Student Association President-elect Jason Lifton declared improving Gelman Library his first priority and pledged to work with students, the Washington Research Library Consortium and University administrators to improve the aging and often overcrowded building.
Lifton said he plans to work with Ryan Last, founder of the Facebook fan page “Get Gelman Going,” which has gathered 1,163 fans, and the WRLC to explore the possibility of relocating more books to an off-campus site to make room for more study space.
WRLC members, which include George Mason, Georgetown and American, share computer and electronic database resources and a large storage facility located in Upper Marlboro, Md. The storage facility houses books and journals in off-site locations to create space on campuses.
“As we get more books and journals in electronic format, we have less need for the hard copies. The demand by students for study seating in Gelman competes with the need to have stacks, so we constantly have to decide what books we can move to storage in order to make more room for seating,” University librarian Jack Siggins said in an e-mail.
GW removes about 20,000 books every year to the WRLC facility to create space in Gelman, Siggins said.
“We currently have one storage module, now nearly full with over 1.3 million volumes,” WRLC Interim Executive Director Mark Jacobs said. “Moving these books and journals off campus frees a significant amount of space in the libraries of the eight-member universities for other, higher priority uses.”
Despite these steps toward increasing space, the issue of funding for renovations to the library looms large.
“What most students do not realize is that the Gelman Library receives limited funds from the University that only cover administrative costs, including salaries, operating costs and collections,” Siggins said. “The money needed to remodel and upgrade the library must be done through pure donations raised primarily by Gelman’s own development office.”
Planned renovations that would have included personal workstations, new software and reconfigurable furniture for Gelman Library’s first floor were placed on hold this fall because the library had only raised $150,000 of the $5 million needed for the project, The Hatchet reported in September.
Lifton said he plans to convey the importance of Gelman improvements to the administration, which will include Steven Lerman, the University’s next provost and executive vice president for academic affairs.
“We have been working with the University librarian and the student advisory board to establish a constant stream of funding that would allow the library to build up the improvements that it really needs,” Lifton said.

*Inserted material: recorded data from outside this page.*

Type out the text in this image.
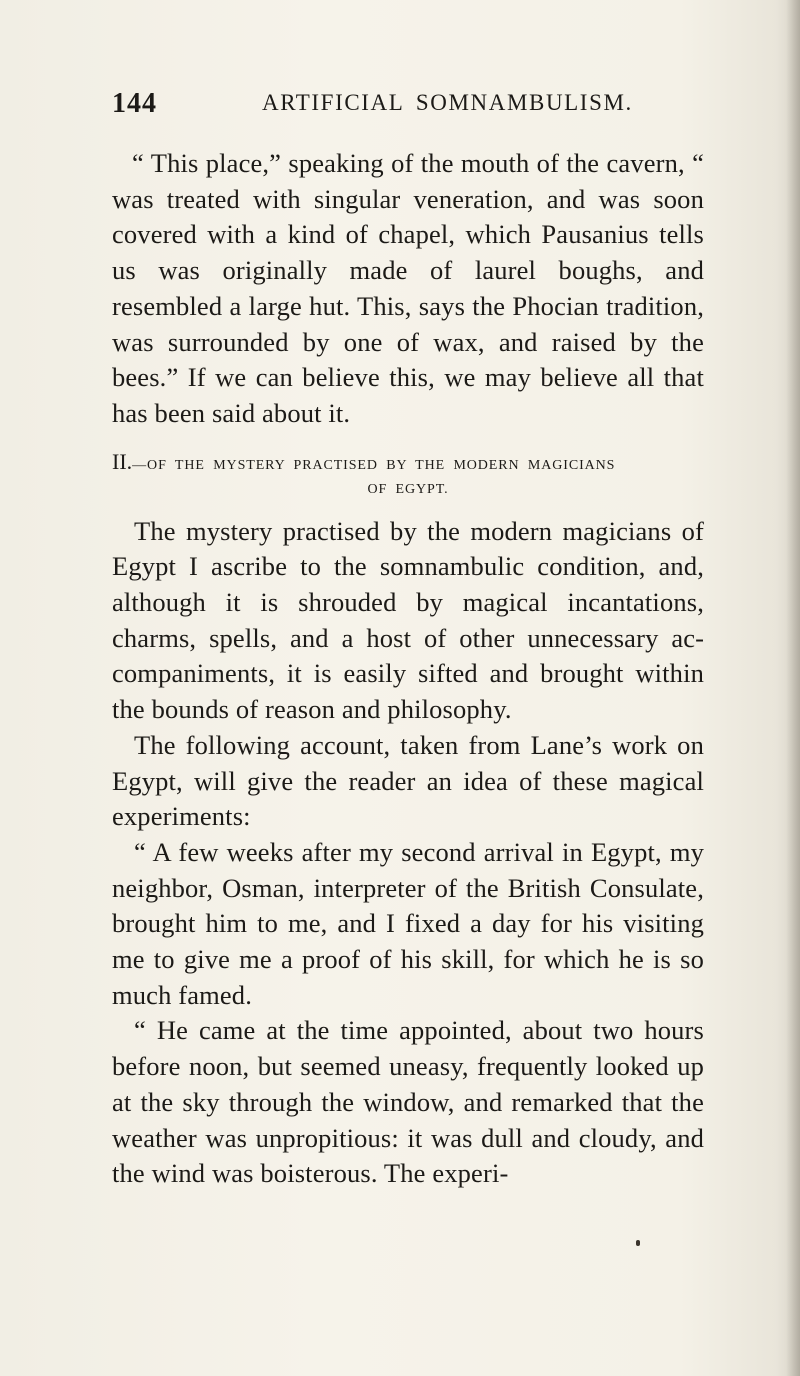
144	ARTIFICIAL SOMNAMBULISM.

“ This place,” speaking of the mouth of the cavern, “ was treated with singular veneration, and was soon covered with a kind of chapel, which Pausanius tells us was originally made of laurel boughs, and resembled a large hut. This, says the Phocian tradition, was surrounded by one of wax, and raised by the bees.” If we can believe this, we may believe all that has been said about it.

II.—OF THE MYSTERY PRACTISED BY THE MODERN MAGICIANS
OF EGYPT.

The mystery practised by the modern magicians of Egypt I ascribe to the somnambulic condition, and, although it is shrouded by magical incantations, charms, spells, and a host of other unnecessary accompaniments, it is easily sifted and brought within the bounds of reason and philosophy.

The following account, taken from Lane’s work on Egypt, will give the reader an idea of these magical experiments:

“ A few weeks after my second arrival in Egypt, my neighbor, Osman, interpreter of the British Consulate, brought him to me, and I fixed a day for his visiting me to give me a proof of his skill, for which he is so much famed.

“ He came at the time appointed, about two hours before noon, but seemed uneasy, frequently looked up at the sky through the window, and remarked that the weather was unpropitious: it was dull and cloudy, and the wind was boisterous. The experi-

Lifton, working with Last and the student body, hopes to fix some of the most common complaints about Gelman.
“As an academic institution, the library needs to be a top priority,” he said. “A library is the center of academic life on campus, and with the amount of money we’re paying for our education, we need to have a top-notch library to back all classroom activities.”
The WRLC storage facility presents an opportunity to create more space within the library, but Executive Vice President and Treasurer Lou Katz said the University is trying to find shorter term solutions as well.
“There are long term plans, but these are long-term plans of how the library can be expanded. But in the short term we agree that we need to do more to make it more usable. We continue to use more and more of the storage space, and what we are doing is, we are continuing to look at how we can better utilize [Gelman],” Executive Vice President and Treasurer Lou Katz said.